All the Lonely People. In 1966 the Beatles sang about those lonely people. Today, though, their plight continues. Many seniors are lonely, oh so lonely.
“Isolation and loneliness constitute the greatest health hazard for the aging,” said Bruce Frankel in “The Loneliness Epidemic, a presentation to the Certified Senior Advisors in December 2017.
Some startling stats from Frankel’s presentation:
- “Lonely people have a 50 percent greater chance of early death than those who are socially connected.”
- “Loneliness increases the risk of stroke by 32 percent, dementia by 64.9 percent.”
- “42.6 percent of seniors suffer from chronic loneliness caused by factors including a loss of social confidence and loss of friends and social contacts as their world shrinks.”
Loneliness has been with us since the dawn of time. For me that sense of isolation and loneliness hit hard many years ago with a phone conversation with a woman named Dorothy.
“Alice, it’s so good to hear your voice.” Interesting. No one had ever used those words to describe my voice.
She continued: “Believe it or not, I haven’t heard a voice from anyone in person or on the phone in 45 days.”
Forty-five days? Dorothy was 75 years old. She had a son who lived two states away. Dorothy said, “He’s busy with work and with his family. I miss him, though.”
Forty-five days? For me, that was hard to believe. I’d met her several years before, but today her memory is still fresh in my mind. I picture Dorothy in younger years with her flashy silk moo moo dresses, her wig styled in golden curls, and sporting crimson lipstick. She had mentored me in writing and speaking, giving me books and doling out advice. We had attended a writer’s group together.
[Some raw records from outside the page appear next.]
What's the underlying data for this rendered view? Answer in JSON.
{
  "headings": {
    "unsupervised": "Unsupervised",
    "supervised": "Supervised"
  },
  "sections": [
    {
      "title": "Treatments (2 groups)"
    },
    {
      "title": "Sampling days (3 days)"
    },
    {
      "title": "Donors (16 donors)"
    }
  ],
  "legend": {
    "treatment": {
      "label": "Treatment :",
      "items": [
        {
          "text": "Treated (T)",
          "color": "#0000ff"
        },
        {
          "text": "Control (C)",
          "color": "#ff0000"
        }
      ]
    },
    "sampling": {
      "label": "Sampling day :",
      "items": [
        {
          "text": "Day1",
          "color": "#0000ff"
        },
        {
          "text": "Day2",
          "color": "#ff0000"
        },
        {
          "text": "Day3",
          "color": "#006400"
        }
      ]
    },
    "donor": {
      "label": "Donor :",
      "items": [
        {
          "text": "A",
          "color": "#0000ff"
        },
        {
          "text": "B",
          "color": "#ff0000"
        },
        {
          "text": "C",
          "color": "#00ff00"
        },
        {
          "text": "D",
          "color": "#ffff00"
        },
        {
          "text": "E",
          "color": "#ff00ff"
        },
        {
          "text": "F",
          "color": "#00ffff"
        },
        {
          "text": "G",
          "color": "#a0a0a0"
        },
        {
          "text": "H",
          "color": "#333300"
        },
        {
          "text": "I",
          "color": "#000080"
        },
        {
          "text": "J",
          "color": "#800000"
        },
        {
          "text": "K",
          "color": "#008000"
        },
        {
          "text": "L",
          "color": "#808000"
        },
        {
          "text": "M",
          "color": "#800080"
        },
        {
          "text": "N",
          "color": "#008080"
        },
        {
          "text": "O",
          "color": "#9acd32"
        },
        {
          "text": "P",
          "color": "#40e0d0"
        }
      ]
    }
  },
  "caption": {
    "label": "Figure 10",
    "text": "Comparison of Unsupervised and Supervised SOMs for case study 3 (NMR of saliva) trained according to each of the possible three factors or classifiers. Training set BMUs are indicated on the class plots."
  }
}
I drove to her home, where we switched cars so I could drive her big boat of a car to the meeting. Fun memories. Lasting memories.
Now, though, things were different. Besides being a friend, I was a writer. I put on my writer’s hat and asked some questions.
- Was she eating well? Yes, between take-out and a hired cook, she was getting by.
- What about housecleaning? Someone did that once a week.
- Was she getting out? No. That was a biggie.
- Was she able to go to the doctor’s? A cab took her there
She had some health issues: diabetes, severe arthritis, and congestive heart failure. Driving was out of reach. She was lonely, very lonely.
We talked about small things: kids, pets and such. When I hung up I vowed not to let that many days lapse before I called her. I did phone her more often but not enough.
Dorothy was well taken care, in many ways, compared the many lonely people we see around us.
Still, forty-five days is too long. Now that so many years have passed, I understand Dorothy better. The sound of a voice, a familiar one, is key to helping keep loneliness at bay.